J Brady Scott, Michael A Gentile, Stacey N Bennett, MaryAnn Couture, Neil R MacIntyre
Respiratory Care 2013, 58 (3): 532-8
The diagnosis of brain death is a complex process. Strong knowledge of neurophysiology and an understanding of brain death etiology must be used to confidently determine brain death. The key findings in brain death are unresponsiveness, and absence of brainstem reflexes in the setting of a devastating neurological injury. These findings are coupled with a series of confirmatory tests, and the diagnosis of brain death is established based on consensus recommendations. The drive to breathe in the setting of an intense ventilatory stimulus (ie, respiratory acidosis) is a critical marker of brainstem function. As a consequence, apnea testing is an important component of brain death assessment.

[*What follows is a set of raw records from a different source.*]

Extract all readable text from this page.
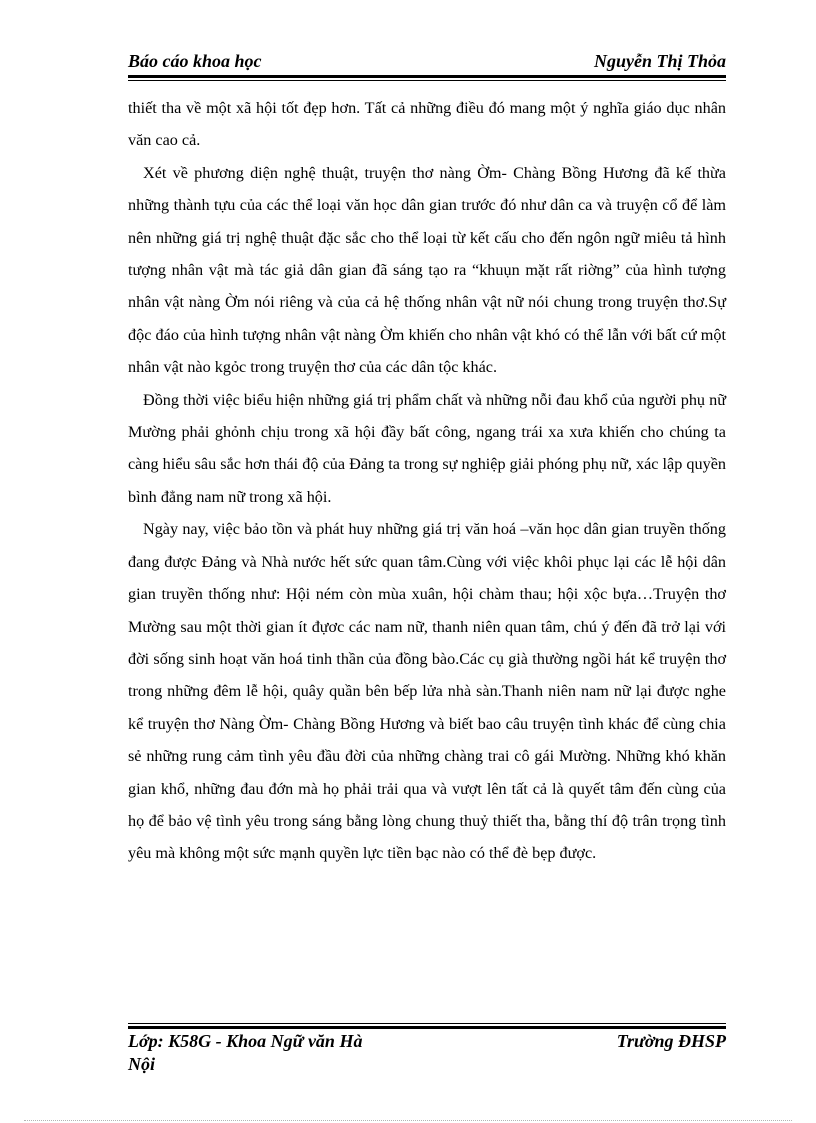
Báo cáo khoa học	Nguyễn Thị Thỏa

thiết tha về một xã hội tốt đẹp hơn. Tất cả những điều đó mang một ý nghĩa giáo dục nhân văn cao cả.

Xét về phương diện nghệ thuật, truyện thơ nàng Ờm- Chàng Bồng Hương đã kế thừa những thành tựu của các thể loại văn học dân gian trước đó như dân ca và truyện cổ để làm nên những giá trị nghệ thuật đặc sắc cho thể loại từ kết cấu cho đến ngôn ngữ miêu tả hình tượng nhân vật mà tác giả dân gian đã sáng tạo ra “khuụn mặt rất riờng” của hình tượng nhân vật nàng Ờm nói riêng và của cả hệ thống nhân vật nữ nói chung trong truyện thơ.Sự độc đáo của hình tượng nhân vật nàng Ờm khiến cho nhân vật khó có thể lẫn với bất cứ một nhân vật nào kgỏc trong truyện thơ của các dân tộc khác.

Đồng thời việc biểu hiện những giá trị phẩm chất và những nỗi đau khổ của người phụ nữ Mường phải ghỏnh chịu trong xã hội đầy bất công, ngang trái xa xưa khiến cho chúng ta càng hiểu sâu sắc hơn thái độ của Đảng ta trong sự nghiệp giải phóng phụ nữ, xác lập quyền bình đẳng nam nữ trong xã hội.

Ngày nay, việc bảo tồn và phát huy những giá trị văn hoá –văn học dân gian truyền thống đang được Đảng và Nhà nước hết sức quan tâm.Cùng với việc khôi phục lại các lễ hội dân gian truyền thống như: Hội ném còn mùa xuân, hội chàm thau; hội xộc bựa…Truyện thơ Mường sau một thời gian ít đựơc các nam nữ, thanh niên quan tâm, chú ý đến đã trở lại với đời sống sinh hoạt văn hoá tinh thần của đồng bào.Các cụ già thường ngồi hát kể truyện thơ trong những đêm lễ hội, quây quần bên bếp lửa nhà sàn.Thanh niên nam nữ lại được nghe kể truyện thơ Nàng Ờm- Chàng Bồng Hương và biết bao câu truyện tình khác để cùng chia sẻ những rung cảm tình yêu đầu đời của những chàng trai cô gái Mường. Những khó khăn gian khổ, những đau đớn mà họ phải trải qua và vượt lên tất cả là quyết tâm đến cùng của họ để bảo vệ tình yêu trong sáng bằng lòng chung thuỷ thiết tha, bằng thí độ trân trọng tình yêu mà không một sức mạnh quyền lực tiền bạc nào có thể đè bẹp được.

Lớp: K58G - Khoa Ngữ văn Hà Nội
Trường ĐHSP
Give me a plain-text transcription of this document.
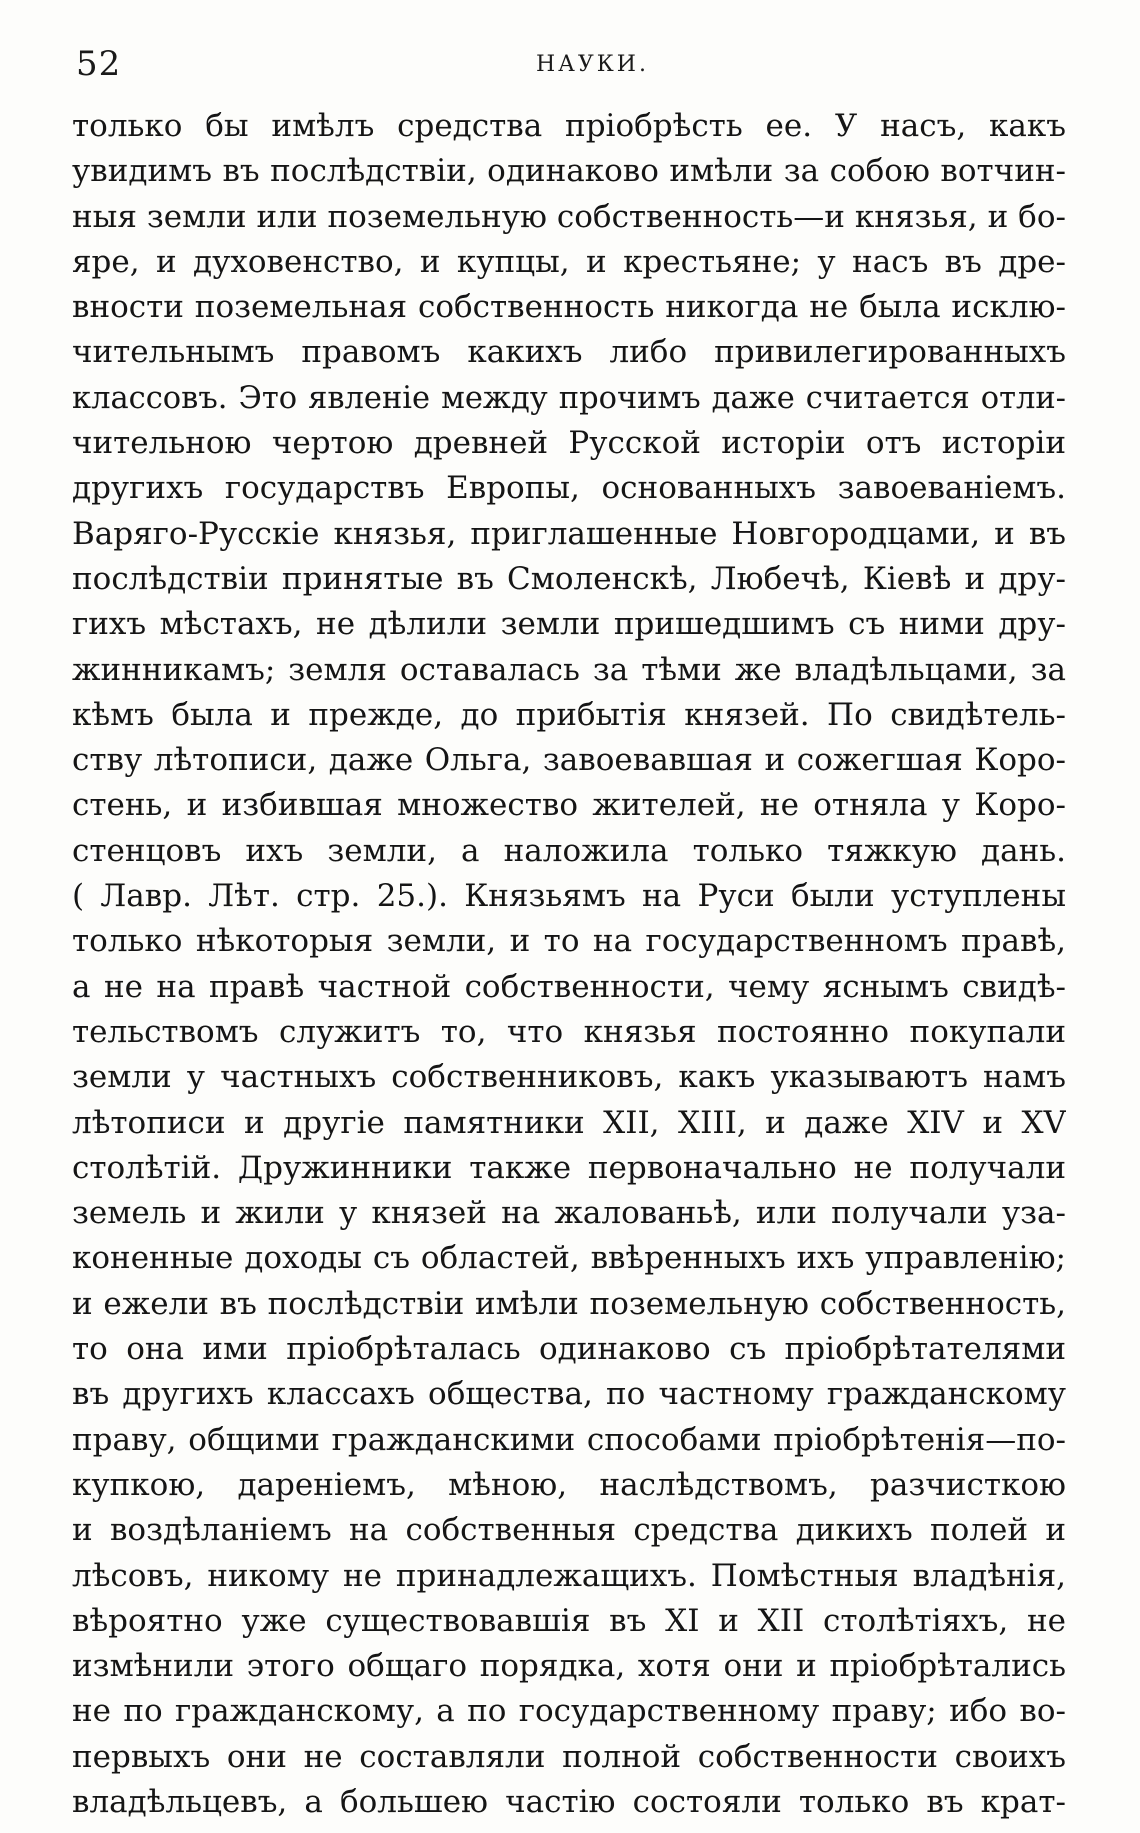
52	НАУКИ.
только бы имѣлъ средства пріобрѣсть ее. У насъ, какъ
увидимъ въ послѣдствіи, одинаково имѣли за собою вотчин-
ныя земли или поземельную собственность—и князья, и бо-
яре, и духовенство, и купцы, и крестьяне; у насъ въ дре-
вности поземельная собственность никогда не была исклю-
чительнымъ правомъ какихъ либо привилегированныхъ
классовъ. Это явленіе между прочимъ даже считается отли-
чительною чертою древней Русской исторіи отъ исторіи
другихъ государствъ Европы, основанныхъ завоеваніемъ.
Варяго-Русскіе князья, приглашенные Новгородцами, и въ
послѣдствіи принятые въ Смоленскѣ, Любечѣ, Кіевѣ и дру-
гихъ мѣстахъ, не дѣлили земли пришедшимъ съ ними дру-
жинникамъ; земля оставалась за тѣми же владѣльцами, за
кѣмъ была и прежде, до прибытія князей. По свидѣтель-
ству лѣтописи, даже Ольга, завоевавшая и сожегшая Коро-
стень, и избившая множество жителей, не отняла у Коро-
стенцовъ ихъ земли, а наложила только тяжкую дань.
( Лавр. Лѣт. стр. 25.). Князьямъ на Руси были уступлены
только нѣкоторыя земли, и то на государственномъ правѣ,
а не на правѣ частной собственности, чему яснымъ свидѣ-
тельствомъ служитъ то, что князья постоянно покупали
земли у частныхъ собственниковъ, какъ указываютъ намъ
лѣтописи и другіе памятники XII, XIII, и даже XIV и XV
столѣтій. Дружинники также первоначально не получали
земель и жили у князей на жалованьѣ, или получали уза-
коненные доходы съ областей, ввѣренныхъ ихъ управленію;
и ежели въ послѣдствіи имѣли поземельную собственность,
то она ими пріобрѣталась одинаково съ пріобрѣтателями
въ другихъ классахъ общества, по частному гражданскому
праву, общими гражданскими способами пріобрѣтенія—по-
купкою, дареніемъ, мѣною, наслѣдствомъ, разчисткою
и воздѣланіемъ на собственныя средства дикихъ полей и
лѣсовъ, никому не принадлежащихъ. Помѣстныя владѣнія,
вѣроятно уже существовавшія въ XI и XII столѣтіяхъ, не
измѣнили этого общаго порядка, хотя они и пріобрѣтались
не по гражданскому, а по государственному праву; ибо во-
первыхъ они не составляли полной собственности своихъ
владѣльцевъ, а большею частію состояли только въ крат-
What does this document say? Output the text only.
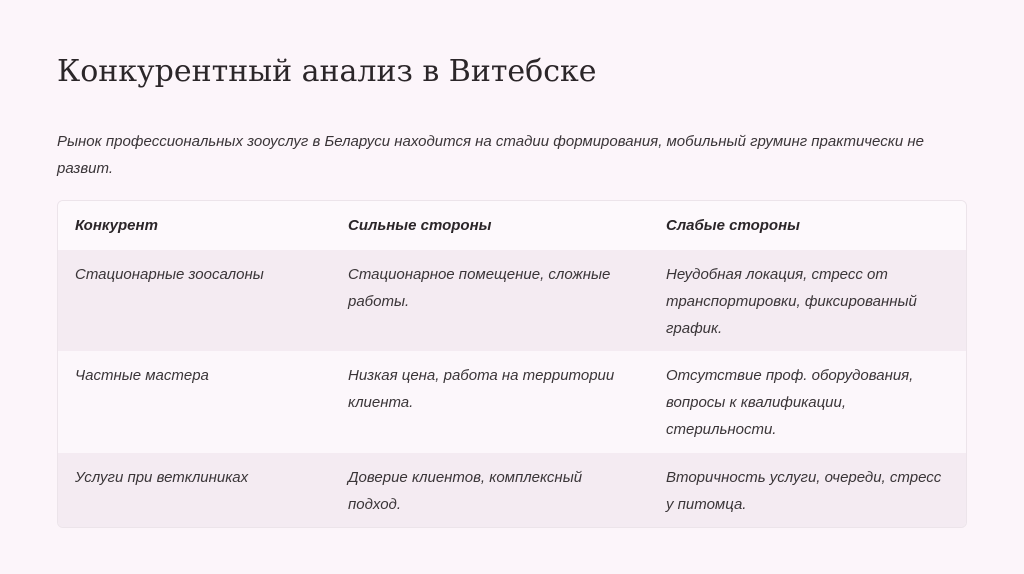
Конкурентный анализ в Витебске

Рынок профессиональных зооуслуг в Беларуси находится на стадии формирования, мобильный груминг практически не развит.

Конкурент	Сильные стороны	Слабые стороны
Стационарные зоосалоны	Стационарное помещение, сложные работы.	Неудобная локация, стресс от транспортировки, фиксированный график.
Частные мастера	Низкая цена, работа на территории клиента.	Отсутствие проф. оборудования, вопросы к квалификации, стерильности.
Услуги при ветклиниках	Доверие клиентов, комплексный подход.	Вторичность услуги, очереди, стресс у питомца.
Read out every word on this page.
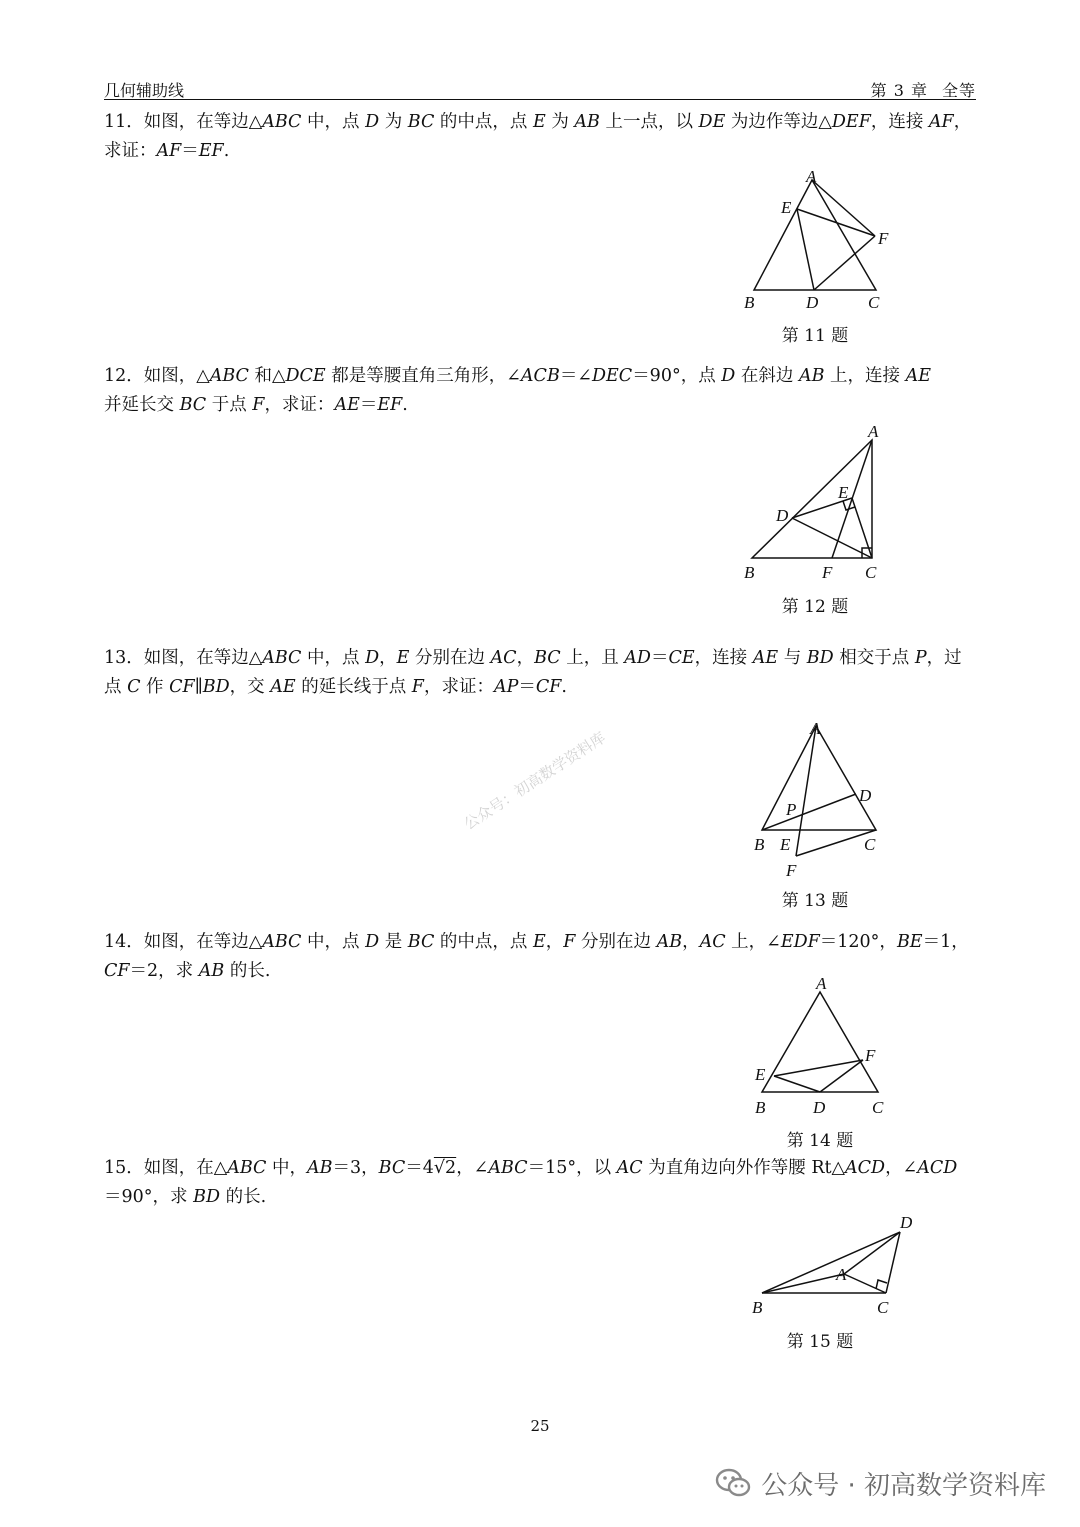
几何辅助线	第 3 章 全等
11．如图，在等边△ABC 中，点 D 为 BC 的中点，点 E 为 AB 上一点，以 DE 为边作等边△DEF，连接 AF，
求证：AF＝EF.
A
E
F
B	D	C
第 11 题
12．如图，△ABC 和△DCE 都是等腰直角三角形，∠ACB＝∠DEC＝90°，点 D 在斜边 AB 上，连接 AE
并延长交 BC 于点 F，求证：AE＝EF.
A
E
D
B	F C
第 12 题
13．如图，在等边△ABC 中，点 D，E 分别在边 AC，BC 上，且 AD＝CE，连接 AE 与 BD 相交于点 P，过
点 C 作 CF∥BD，交 AE 的延长线于点 F，求证：AP＝CF.
A
D
P
B E	C
F
第 13 题
14．如图，在等边△ABC 中，点 D 是 BC 的中点，点 E，F 分别在边 AB，AC 上，∠EDF＝120°，BE＝1，
CF＝2，求 AB 的长.
A
F
E
B	D	C
第 14 题
15．如图，在△ABC 中，AB＝3，BC＝4√2，∠ABC＝15°，以 AC 为直角边向外作等腰 Rt△ACD，∠ACD
＝90°，求 BD 的长.
D
A
B	C
第 15 题
公众号：初高数学资料库
25
公众号 · 初高数学资料库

This procedure requires close monitoring of a patient as all ventilator support is temporarily removed and Paco2 levels are allowed to rise. A "positive" test is defined by a total absence of respiratory efforts under these conditions. While apnea testing is not new, it still lacks consensus standardization regarding the actual procedure, monitored parameters, and evidence-based safety measures that may be used to prevent complications. The purpose of this report is to provide an overview of apnea testing and discuss issues related to the administration and safety of the procedure.